Business Digital

Workflows ITIL incidents et demandes dans GLPI 11

12 min de lecture

Un ticket bien typé vaut dix tickets vaguement nommés. Sans un classement net entre incidents, demandes, problèmes et changements, le service desk dérive vers un fourre-tout où aucune métrique n’a de sens, où la priorité est subjective, et où la même demande peut être traitée en deux heures par un technicien et en deux semaines par un autre. ITIL 4 propose un cadre simple pour structurer ces flux, GLPI 11 l’implémente dans son cœur, et ce tutoriel montre comment paramétrer concrètement les workflows essentiels.

Vous allez configurer les types de tickets, les catégories, les statuts, les règles métier automatiques et les formulaires de demande. À la fin, n’importe quelle saisie utilisateur tombera dans le bon couloir, sera affectée au bon groupe de techniciens, avec la bonne priorité, sans intervention humaine. Le contexte ITSM global est posé dans GLPI 11 helpdesk ITIL : déployer un service desk professionnel.

Étape 1 — Distinguer incidents, demandes, problèmes et changements

ITIL 4 sépare quatre types de sollicitations qui n’obéissent pas aux mêmes règles de gestion :

Type Définition Exemple Objet GLPI
Incident Interruption non planifiée d’un service ou dégradation de qualité « Mon poste ne démarre plus » Ticket type Incident
Demande de service Demande prévue d’un service standard catalogué « J’ai besoin d’un accès au CRM » Ticket type Demande
Problème Cause sous-jacente d’un ou plusieurs incidents « Trois pannes Wi-Fi dans la même semaine au 3e étage » Module Problème
Changement Modification planifiée d’un composant du SI « Migration du serveur de fichiers vers le nouveau NAS » Module Changement

La règle pratique : un ticket commence presque toujours comme Incident ou Demande. Si un même incident se répète, l’équipe ouvre un Problème pour traiter la cause racine pendant que les incidents continuent d’être résolus. Si la résolution du Problème exige une intervention coordonnée (changement de serveur, mise à jour du firmware d’un switch), un Changement est ouvert.

Étape 2 — Structurer les catégories de tickets

La taxonomie des catégories est le squelette du reporting futur. Une catégorie trop large (« Informatique ») ne dit rien ; une catégorie trop fine (« Outlook 2019 lent au démarrage sur Windows 11 ») n’est jamais retrouvée. La bonne profondeur tient en deux niveaux maximum au départ.

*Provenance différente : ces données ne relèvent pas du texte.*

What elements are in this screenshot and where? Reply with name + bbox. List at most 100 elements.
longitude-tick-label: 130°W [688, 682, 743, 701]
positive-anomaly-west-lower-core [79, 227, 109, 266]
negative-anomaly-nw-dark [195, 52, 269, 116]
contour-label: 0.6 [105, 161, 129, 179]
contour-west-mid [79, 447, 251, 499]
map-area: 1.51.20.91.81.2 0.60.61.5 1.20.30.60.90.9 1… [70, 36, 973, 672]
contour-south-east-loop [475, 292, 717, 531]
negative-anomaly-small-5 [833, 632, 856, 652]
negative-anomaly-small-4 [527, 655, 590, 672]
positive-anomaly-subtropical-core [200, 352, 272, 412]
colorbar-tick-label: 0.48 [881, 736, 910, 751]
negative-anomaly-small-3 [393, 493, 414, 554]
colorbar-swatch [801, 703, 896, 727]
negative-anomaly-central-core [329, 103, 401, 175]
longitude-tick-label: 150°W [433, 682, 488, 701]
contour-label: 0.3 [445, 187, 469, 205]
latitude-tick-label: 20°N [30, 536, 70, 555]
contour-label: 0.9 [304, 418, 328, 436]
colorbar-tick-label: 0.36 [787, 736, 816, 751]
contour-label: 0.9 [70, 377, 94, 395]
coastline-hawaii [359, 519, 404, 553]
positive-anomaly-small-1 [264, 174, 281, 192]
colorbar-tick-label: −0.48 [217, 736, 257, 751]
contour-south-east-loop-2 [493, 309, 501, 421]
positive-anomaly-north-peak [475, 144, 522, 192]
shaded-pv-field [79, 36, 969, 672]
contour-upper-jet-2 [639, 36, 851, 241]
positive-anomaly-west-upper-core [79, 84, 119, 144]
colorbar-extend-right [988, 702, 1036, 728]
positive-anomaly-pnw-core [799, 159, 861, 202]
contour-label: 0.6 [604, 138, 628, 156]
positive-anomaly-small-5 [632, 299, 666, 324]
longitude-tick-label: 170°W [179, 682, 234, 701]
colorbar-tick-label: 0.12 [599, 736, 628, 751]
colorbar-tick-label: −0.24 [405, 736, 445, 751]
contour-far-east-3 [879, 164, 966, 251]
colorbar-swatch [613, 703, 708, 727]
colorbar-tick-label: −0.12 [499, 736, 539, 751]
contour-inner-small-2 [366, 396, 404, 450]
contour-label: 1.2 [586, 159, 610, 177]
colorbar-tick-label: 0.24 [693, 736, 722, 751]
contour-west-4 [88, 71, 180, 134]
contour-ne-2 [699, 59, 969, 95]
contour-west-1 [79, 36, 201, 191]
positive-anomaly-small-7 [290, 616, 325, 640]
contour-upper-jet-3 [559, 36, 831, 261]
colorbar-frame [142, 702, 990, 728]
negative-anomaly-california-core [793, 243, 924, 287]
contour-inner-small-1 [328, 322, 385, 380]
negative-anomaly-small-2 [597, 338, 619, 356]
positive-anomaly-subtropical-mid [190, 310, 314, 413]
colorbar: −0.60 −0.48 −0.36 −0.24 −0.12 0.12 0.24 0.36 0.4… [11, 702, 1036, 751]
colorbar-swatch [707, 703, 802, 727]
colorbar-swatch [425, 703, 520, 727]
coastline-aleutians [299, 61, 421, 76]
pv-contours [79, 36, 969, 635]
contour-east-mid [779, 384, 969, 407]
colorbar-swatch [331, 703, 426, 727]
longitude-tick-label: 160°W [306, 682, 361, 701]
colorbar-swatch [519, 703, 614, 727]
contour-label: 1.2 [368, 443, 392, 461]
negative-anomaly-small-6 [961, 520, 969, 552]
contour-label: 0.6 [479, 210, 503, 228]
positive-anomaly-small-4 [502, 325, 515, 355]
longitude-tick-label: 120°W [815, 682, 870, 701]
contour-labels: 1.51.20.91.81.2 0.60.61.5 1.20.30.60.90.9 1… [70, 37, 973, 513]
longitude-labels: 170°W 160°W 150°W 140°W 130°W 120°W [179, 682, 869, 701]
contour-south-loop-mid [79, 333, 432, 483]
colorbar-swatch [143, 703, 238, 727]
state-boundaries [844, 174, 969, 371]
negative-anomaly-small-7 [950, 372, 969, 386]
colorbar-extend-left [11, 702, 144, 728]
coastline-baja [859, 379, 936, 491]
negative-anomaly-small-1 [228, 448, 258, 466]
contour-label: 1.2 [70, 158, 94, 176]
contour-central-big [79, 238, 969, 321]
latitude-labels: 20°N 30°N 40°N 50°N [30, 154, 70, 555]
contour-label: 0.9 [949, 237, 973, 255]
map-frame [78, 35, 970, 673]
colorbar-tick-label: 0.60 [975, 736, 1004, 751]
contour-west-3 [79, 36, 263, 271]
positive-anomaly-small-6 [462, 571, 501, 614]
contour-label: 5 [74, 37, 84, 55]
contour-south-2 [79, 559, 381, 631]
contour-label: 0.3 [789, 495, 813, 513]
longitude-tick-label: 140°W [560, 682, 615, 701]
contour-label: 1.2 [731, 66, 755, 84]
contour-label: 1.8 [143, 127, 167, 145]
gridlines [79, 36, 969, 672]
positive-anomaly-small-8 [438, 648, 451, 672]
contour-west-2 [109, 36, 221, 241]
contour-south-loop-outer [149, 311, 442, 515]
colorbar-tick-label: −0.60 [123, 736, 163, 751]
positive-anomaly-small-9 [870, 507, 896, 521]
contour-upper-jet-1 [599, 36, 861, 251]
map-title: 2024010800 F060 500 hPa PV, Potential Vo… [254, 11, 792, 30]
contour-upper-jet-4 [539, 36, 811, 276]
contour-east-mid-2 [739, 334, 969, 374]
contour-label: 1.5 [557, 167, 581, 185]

Allez dans « Configuration » → « Intitulés » → « Catégories ITIL ». Créez une dizaine de catégories de premier niveau :

  • Compte et identité — mots de passe, déblocages, droits
  • Poste de travail — matériel, OS, périphériques
  • Applications métier — ERP, CRM, RH, comptabilité
  • Bureautique et collaboration — Office, e-mail, agenda
  • Réseau et connectivité — Wi-Fi, VPN, lenteurs
  • Téléphonie — postes IP, mobiles, conférence
  • Demande de matériel
  • Demande de logiciel
  • Sécurité — phishing suspecté, accès suspect, virus
  • Autre — fourre-tout temporaire à réduire chaque mois

Pour chaque catégorie, cochez les usages : « Visible pour les demandes », « Visible pour les incidents », « Visible pour les changements », et associez un groupe de techniciens par défaut. La catégorie « Compte et identité » s’attribue par exemple automatiquement au groupe « Support N1 », tandis que « Sécurité » va au groupe « SOC ».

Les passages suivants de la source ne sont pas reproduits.